Естественнонаучная картина мира

Эти опыты вызывали определенный интерес у публики в Падуе, Пизе, Венеции и особенно в Риме, куда Галилей приехал по специальному приглашению папы. Однако у ученых, современников Галилея, в запасе всегда оставался аргумент: здесь мир подлунный со своими законами, а там мир надлунный. В логике науки той эпохи на эмпирическом уровне возразить на это Галилею было нечем. Но дело в том, что для Галилея как мыслителя рассуждавшего в категориях совершенно новой интеллектуальной практики, здесь не было проблемы, поскольку опытное доказательство для него имело иной смысл, нежели для его коллег. Опыт для него стал экспериментом. Схема эксперимента состоит, на первый взгляд, в серии очень простых операций. Берется утверждение, как правило, в контексте физики Аристотеля – Птолемея (а), вводится предположение, как дело должно обстоять само по себе (б), проводится опыт или серия опытов (г) и делается вывод (д) о том, что правильно – (а) или (б). Однако против Аристотеля такая схема не может служить универсальным способом опровержения, поскольку аристотелевские представления неплохо согласуются с данными обыденного повседневного опыта. Поэтому Галилей вводит еще один важный компонент, который не так просто обнаружить с первого взгляда. Попытаемся понять, в чем дело, на конкретных примерах.
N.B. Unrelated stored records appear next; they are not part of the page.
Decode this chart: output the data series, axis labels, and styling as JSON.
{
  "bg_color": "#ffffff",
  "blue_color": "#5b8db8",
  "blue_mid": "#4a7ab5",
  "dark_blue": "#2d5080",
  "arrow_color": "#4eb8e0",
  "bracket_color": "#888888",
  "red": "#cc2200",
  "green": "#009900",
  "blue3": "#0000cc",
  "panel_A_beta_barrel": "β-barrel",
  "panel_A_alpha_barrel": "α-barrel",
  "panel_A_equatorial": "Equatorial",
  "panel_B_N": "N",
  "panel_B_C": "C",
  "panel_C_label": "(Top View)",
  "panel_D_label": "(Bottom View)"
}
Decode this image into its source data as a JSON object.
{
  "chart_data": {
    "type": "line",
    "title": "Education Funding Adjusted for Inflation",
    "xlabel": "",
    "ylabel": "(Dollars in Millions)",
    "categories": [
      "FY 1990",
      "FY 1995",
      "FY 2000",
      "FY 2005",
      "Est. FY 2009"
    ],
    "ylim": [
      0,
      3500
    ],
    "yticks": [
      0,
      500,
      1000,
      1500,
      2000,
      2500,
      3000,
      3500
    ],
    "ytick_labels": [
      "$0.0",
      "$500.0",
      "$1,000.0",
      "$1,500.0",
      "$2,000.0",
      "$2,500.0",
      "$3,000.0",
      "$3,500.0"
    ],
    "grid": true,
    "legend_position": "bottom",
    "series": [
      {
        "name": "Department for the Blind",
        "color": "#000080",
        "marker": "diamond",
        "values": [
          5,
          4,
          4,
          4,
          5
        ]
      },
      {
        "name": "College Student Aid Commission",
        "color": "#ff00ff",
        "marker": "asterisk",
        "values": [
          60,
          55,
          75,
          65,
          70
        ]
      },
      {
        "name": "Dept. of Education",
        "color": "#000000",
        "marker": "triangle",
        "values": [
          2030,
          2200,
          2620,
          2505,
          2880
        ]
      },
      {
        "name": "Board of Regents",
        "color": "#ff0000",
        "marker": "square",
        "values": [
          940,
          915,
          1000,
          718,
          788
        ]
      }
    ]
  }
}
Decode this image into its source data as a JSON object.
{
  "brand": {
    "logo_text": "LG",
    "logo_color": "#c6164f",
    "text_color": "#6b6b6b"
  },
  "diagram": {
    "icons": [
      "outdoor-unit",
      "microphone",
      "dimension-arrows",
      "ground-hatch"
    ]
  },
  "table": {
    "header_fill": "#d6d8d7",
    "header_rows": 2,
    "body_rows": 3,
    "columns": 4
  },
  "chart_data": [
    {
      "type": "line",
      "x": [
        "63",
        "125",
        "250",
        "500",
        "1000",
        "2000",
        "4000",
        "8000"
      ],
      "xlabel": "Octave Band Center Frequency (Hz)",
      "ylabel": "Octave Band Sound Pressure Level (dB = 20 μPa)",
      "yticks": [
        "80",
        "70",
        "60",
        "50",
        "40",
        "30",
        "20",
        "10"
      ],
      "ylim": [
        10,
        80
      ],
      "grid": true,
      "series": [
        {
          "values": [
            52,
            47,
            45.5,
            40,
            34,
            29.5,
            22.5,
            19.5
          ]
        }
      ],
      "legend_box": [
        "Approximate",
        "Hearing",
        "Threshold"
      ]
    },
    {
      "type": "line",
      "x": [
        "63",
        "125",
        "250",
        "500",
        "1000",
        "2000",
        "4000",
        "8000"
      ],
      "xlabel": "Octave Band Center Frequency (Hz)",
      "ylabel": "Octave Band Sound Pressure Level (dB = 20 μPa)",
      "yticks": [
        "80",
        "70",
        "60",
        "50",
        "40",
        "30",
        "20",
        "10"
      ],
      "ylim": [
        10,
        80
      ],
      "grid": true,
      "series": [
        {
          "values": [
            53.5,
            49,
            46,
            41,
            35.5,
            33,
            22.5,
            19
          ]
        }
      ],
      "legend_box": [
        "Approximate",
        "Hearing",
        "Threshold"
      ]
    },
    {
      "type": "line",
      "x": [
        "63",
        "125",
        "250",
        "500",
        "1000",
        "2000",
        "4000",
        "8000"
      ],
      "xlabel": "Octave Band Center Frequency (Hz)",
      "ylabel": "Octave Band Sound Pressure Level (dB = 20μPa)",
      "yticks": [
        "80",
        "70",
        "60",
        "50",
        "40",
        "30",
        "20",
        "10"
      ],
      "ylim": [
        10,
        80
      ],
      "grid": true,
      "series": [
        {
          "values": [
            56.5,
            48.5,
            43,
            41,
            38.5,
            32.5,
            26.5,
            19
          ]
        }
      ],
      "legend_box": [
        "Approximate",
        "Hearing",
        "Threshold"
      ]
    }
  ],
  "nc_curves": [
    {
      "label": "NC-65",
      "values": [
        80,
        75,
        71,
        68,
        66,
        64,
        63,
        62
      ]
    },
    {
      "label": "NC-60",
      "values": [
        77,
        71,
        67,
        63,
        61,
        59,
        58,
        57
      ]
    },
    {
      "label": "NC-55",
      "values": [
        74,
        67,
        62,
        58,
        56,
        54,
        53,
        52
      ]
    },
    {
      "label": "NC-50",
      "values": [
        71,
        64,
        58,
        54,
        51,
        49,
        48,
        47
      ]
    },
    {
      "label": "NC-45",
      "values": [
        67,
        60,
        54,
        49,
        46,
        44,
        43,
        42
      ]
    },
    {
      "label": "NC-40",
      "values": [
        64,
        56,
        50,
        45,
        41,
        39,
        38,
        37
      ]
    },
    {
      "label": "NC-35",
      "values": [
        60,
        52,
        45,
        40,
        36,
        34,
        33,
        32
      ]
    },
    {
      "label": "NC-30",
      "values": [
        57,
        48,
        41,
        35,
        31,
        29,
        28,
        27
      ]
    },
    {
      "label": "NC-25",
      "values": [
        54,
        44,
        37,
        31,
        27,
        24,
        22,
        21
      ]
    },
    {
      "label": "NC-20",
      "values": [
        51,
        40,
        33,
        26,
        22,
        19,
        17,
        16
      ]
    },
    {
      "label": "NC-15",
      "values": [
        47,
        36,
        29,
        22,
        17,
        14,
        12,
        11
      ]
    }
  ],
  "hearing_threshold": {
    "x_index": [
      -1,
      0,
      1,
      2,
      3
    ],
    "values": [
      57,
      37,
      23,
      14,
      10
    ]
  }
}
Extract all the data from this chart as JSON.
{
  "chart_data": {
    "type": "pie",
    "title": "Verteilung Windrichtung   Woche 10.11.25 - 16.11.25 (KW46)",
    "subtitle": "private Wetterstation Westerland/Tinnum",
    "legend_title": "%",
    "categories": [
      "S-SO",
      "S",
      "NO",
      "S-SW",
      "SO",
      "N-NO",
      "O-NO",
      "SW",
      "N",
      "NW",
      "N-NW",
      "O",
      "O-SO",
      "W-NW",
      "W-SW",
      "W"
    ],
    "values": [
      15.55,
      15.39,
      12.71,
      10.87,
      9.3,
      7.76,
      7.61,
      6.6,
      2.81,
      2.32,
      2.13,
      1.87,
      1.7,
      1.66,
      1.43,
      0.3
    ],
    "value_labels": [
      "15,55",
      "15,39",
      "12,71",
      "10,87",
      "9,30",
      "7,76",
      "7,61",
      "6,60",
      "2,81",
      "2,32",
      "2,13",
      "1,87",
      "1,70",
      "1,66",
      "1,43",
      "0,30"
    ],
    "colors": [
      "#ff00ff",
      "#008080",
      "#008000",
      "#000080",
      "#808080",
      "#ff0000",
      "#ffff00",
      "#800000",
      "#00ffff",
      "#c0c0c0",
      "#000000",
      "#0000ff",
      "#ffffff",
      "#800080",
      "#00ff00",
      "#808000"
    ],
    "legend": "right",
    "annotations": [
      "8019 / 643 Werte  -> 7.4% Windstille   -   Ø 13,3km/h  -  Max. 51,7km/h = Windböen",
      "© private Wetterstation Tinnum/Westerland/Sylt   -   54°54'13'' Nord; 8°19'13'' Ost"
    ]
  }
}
Пример 1. По мнению Аристотеля, чем тело тяжелее, тем быстрее оно должно падать на Землю. Если речь идет о падении двух тел одинаковой формы в одной среде, то быстрее падать будет более тяжелое. Представим себе, говорит Галиле, легкое (1 единица) и тяжелое (5 единиц) тела, соединенные цепью, тяжестью которой можно пренебречь. Тяжелое тело, падая быстрее, увлекает за собой легкое, однако легкое тело, падая медленнее, будет замедлять падение тяжелого. Соединенные в систему тела будут в сумме иметь тяжесть в 6 единиц, однако падать эта система будет медленнее, чем падает само по себе тело тяжестью в 5 единиц, поскольку легкое тело в системе замедляет падение тяжелого тела. (Можно вообще представить себе любое сложное тело, состоящее из простых тел разной тяжести, и спросить, будут ли более тяжелые его части падать быстрее, а более легкие медленнее?) Таким образом, обнаруживается фундаментальное противоречие, позволяющее Галилею отбросить одно из существенных положений концепции Аристотеля и выдвинуть свой тезис о том, что скорость падающего тела никак не зависит от его массы. Конечно, вы скажете, что скорости тел в данном случае должны складываться, а не вычитаться, поскольку тяжелое тело увлекает легкое за собой, но это мнение как раз свидетельствует, что мыслим мы в категориях Галилея, а не Аристотеля. Ведь для последнего тяжесть тела есть сущностное качество вещи, имеющей свое собственное место в Космосе и стремящейся к нему. Иначе говоря, в аристотелевской картине мира характеристики движения задаются в том числе и структурой неоднородного и неизотропного пространства, точки которого не выступают по отношению к телам в качестве нейтральных. Галилей же здесь вплотную подходит к мысли о том, что идеальное движение тел может быть и должно быть рассмотрено как движение в пустом однородном пространстве, то есть пустоте, которой, по Аристотелю, не существует.